Willoughby walked to the window. It was overcast and cool, even by March’s temperamental standards. Still, he could play golf if he wanted to. Golf, the game one never perfects, the game that reminds you every time how human you are, how flawed. He had always said he would never play, never be drawn into the country-club life that was practically his birthright, but in the empty days of retirement he had fallen into it, and now he was stuck. He’d been forty-five when he retired. Who retires at forty-five?
A failure.
He hadn’t meant to be a career police. The plan, long ago, had been to go into police work for a mere five years or so, then switch to the state’s attorney’s office, run for attorney general as the candidate who knew the law at every level, maybe even take a run at governor one day. As a young man, fresh out of UVA law school, he had plotted his future with that kind of confidence-five-year plans, ten-year plans, twenty-year plans. Then he became a murder police at age thirty and decided to stay a little longer, maybe work a famous case or two to boost his profile. Within that first year, he caught the Bethany case. He stayed another five years, then another ten.
It wasn’t only because of the Bethany case, not exactly. But justice seemed less and less important to him. The courtroom wasn’t a place for answers. It was the world of epilogues, a stage setting where the players assembled the exact same facts, fitting them together-how had this young woman put it? Yes, like Legos. Here’s my version, here’s his version. Which appeals to you the most? Legos. There were an infinite number of ways to put them together. He thought of the downtown library at Christmastime, where the windows were filled with magnificent Lego constructions made by local architectural firms. He thought about how carelessly he had assumed he would walk his own children, then grandchildren, past those windows. But his wife couldn’t have children, as it turned out. “You can adopt,” Dave had told him, and Willoughby had said unthinkingly, “But you never know what you’re going to get.”

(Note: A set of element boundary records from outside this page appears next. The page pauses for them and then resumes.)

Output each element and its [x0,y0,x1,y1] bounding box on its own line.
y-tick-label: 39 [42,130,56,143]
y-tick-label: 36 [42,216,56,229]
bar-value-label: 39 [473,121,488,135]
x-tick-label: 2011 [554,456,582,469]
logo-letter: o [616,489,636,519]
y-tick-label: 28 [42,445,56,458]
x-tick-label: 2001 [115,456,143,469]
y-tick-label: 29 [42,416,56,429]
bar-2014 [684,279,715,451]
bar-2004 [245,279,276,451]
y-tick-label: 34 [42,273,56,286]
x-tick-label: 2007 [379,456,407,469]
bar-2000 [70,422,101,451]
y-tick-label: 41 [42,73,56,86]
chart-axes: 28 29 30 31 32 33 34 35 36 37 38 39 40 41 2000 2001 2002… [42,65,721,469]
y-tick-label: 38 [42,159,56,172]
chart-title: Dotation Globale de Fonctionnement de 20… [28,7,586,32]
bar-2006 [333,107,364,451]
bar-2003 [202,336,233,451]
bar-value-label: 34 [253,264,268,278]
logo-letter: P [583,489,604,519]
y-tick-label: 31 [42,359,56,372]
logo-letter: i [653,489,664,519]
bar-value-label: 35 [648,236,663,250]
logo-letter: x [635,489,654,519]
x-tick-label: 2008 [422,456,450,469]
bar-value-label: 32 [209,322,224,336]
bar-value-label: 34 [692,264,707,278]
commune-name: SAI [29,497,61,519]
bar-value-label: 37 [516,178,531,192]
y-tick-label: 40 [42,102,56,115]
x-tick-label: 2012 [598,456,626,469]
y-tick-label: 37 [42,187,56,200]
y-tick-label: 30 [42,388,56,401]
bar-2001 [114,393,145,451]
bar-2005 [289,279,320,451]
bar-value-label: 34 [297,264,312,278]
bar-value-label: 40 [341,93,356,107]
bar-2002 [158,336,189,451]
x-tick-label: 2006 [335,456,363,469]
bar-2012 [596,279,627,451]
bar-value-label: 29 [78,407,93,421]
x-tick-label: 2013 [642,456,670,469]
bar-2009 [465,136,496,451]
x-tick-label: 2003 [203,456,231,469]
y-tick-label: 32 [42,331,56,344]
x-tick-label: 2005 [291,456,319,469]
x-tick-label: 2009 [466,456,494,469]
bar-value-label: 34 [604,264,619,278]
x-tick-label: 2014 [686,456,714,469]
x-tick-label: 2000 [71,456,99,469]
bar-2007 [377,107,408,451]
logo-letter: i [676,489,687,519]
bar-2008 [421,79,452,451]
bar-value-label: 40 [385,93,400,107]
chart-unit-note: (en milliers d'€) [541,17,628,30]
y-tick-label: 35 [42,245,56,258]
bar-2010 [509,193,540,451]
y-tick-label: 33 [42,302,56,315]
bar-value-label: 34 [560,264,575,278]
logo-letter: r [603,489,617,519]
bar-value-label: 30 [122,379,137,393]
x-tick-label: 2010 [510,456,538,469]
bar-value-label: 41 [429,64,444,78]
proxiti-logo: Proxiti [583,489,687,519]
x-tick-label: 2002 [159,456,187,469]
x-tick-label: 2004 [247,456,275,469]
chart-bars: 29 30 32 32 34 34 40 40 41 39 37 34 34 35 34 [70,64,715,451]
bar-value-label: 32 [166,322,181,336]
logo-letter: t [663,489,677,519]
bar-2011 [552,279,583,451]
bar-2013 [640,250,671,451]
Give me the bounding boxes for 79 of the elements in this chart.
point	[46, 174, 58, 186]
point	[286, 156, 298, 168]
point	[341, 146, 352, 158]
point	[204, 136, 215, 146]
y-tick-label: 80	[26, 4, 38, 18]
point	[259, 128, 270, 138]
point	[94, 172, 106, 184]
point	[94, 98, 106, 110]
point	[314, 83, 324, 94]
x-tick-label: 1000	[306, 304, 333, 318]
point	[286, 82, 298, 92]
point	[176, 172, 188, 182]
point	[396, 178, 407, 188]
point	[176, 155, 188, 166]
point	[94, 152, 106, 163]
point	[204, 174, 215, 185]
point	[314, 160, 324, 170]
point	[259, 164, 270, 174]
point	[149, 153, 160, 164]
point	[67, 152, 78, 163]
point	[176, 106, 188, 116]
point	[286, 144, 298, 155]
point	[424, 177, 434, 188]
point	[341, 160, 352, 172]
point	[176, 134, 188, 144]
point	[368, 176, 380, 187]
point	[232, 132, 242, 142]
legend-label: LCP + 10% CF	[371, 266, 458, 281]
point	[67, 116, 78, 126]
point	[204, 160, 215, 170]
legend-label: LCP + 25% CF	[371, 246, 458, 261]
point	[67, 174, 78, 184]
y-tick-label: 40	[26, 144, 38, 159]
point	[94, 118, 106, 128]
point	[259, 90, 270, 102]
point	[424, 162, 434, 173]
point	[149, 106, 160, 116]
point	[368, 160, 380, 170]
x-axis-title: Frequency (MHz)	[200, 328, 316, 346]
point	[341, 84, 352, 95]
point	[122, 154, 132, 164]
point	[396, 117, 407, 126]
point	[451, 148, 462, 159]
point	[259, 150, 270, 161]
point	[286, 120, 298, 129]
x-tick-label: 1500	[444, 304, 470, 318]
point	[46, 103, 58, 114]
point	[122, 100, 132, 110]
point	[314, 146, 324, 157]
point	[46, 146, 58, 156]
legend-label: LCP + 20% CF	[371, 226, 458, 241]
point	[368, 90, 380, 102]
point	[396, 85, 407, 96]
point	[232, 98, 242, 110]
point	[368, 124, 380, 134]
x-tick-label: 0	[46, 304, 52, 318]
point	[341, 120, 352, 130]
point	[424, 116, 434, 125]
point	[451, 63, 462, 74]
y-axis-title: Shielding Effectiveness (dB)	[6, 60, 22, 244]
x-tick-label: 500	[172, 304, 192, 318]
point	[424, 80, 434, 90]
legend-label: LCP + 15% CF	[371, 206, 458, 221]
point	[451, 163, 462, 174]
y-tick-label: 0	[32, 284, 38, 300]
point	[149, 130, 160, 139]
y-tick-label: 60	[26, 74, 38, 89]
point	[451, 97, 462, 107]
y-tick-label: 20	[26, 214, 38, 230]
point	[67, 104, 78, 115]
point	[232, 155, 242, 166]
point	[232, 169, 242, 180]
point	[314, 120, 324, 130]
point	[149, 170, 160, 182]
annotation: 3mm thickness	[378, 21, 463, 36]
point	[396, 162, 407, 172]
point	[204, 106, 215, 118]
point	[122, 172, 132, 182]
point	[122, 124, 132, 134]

Dave, to his credit, had said only, “No one ever does, Chet.” The debt to Dave weighed on him still, and it was not paid, it would never be paid. His one effort to repay it had resulted in this debacle-Miriam on a plane, the detectives assuming that science was on their side, that when all else failed they would get a subpoena and prove she was a liar, via her blood or her teeth-or her mother’s DNA. Yes, it would be better for everyone if this woman’s story could be debunked before Miriam arrived tonight.
“I’ll accompany you,” he said at last. “I won’t go in, but I’ll watch and listen, and you can consult me as you need to. But I’ll need some lunch, and then you better get some caffeine into me. This is going to be a long afternoon, and I’m used to enjoying a nice postprandial nap.”